After I'd passed my A-levels I went on to Aberystwyth in 1987 to do a degree in Physics with Planetary and Space Physics. However, whilst I was doing that I fell in with certain people who could have been described as being a bad influence on my degree :-). People like Alan Cox and Alec Muffett to name but two of the more notorious ones. :-)
Anyway, for various reasons I started using the Honeywell L-66 that the then Computer Unit ran at Aberystwyth, learning to use GCOS-3. The main reason for this was to be able to use Honeyboard, a bulletin board system written in the ancient programming language B, created by D. M. Ritchie and K. L. Thompson. Through this I found out that there was a network out there called JANET, the Joint Academic NETwork to which Aberystwyth was connected.
This was a bad thing. :-)
It meant that I then found a bulletin board in UCL called Bullet that was accessible via the GUEST account there. This lead to rivalry between the two bulletin board systems. Then someone came up with the idea of extending the talker on HoneyBoard to have channel descriptions. This rapidly evolved into an adventure game.

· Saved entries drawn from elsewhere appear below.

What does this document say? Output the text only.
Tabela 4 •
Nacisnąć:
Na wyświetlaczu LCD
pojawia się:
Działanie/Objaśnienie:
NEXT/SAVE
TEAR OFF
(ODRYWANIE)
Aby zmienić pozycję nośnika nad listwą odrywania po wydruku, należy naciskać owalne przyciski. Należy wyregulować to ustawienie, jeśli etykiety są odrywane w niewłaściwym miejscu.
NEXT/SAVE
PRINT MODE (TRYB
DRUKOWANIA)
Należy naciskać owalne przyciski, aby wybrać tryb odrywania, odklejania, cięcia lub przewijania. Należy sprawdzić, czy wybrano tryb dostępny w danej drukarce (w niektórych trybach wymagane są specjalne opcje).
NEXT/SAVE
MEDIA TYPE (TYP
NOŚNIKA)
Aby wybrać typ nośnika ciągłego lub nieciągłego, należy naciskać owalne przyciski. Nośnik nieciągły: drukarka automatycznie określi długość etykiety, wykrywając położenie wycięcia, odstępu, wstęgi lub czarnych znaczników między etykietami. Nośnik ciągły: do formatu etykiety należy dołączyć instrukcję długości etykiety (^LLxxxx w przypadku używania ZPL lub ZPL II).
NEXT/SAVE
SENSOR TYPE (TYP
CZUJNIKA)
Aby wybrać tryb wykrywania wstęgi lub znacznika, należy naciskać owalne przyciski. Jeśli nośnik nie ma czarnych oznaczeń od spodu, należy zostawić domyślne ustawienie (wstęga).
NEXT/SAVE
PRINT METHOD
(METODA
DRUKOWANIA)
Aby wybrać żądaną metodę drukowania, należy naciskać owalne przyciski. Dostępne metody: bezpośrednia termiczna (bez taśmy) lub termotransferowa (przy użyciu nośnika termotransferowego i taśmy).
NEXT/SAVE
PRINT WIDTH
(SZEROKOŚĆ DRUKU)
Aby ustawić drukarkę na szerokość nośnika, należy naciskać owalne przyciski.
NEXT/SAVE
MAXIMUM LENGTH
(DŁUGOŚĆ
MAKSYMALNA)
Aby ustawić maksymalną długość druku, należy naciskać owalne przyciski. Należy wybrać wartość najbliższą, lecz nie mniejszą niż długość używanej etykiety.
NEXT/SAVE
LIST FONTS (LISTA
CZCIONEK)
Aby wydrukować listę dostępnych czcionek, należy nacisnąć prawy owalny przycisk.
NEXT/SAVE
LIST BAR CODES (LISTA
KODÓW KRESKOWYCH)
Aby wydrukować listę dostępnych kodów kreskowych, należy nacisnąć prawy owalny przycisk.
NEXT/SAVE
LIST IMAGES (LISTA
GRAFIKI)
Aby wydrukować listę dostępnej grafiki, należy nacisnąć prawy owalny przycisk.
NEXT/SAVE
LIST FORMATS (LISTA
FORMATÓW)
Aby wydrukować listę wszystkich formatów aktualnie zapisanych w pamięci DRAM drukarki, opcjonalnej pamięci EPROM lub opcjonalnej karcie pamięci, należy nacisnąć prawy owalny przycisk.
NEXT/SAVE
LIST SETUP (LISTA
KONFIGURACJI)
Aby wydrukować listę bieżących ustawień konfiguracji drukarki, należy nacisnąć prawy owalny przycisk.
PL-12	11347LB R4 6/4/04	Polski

Now I would love to claim that I was central to all of this, but I wasn't. Instead I watched and played with the game as it developed as one of the first players of it. Then I started asking people about what I could do, and thus I started to learn to program in B.
At this point I could ramble on and on about AberMUD, but seeing as Alec Muffett has already written a small potted history of AberMUD from his point of view - all I will add to that is that those who complained that AberMUD was written badly because it did all it's IPC through a shared file are missing the fact that the whole bulletin board that spawned the original code was written because Rob Ash (the sysadmin) had said that it wasn't possible to write one because GCOS-3 had no native IPC!
Oh, and Alec missed the Ethergate of Death - so called because you'd be
happily talking away on Bullet or playing MIST and suddenly you would
*** TS RESET *** TS RESET *** TS RESET Disconnected
... get disconnected, which usually meant all comms in and out of Aberystwyth were down for the night.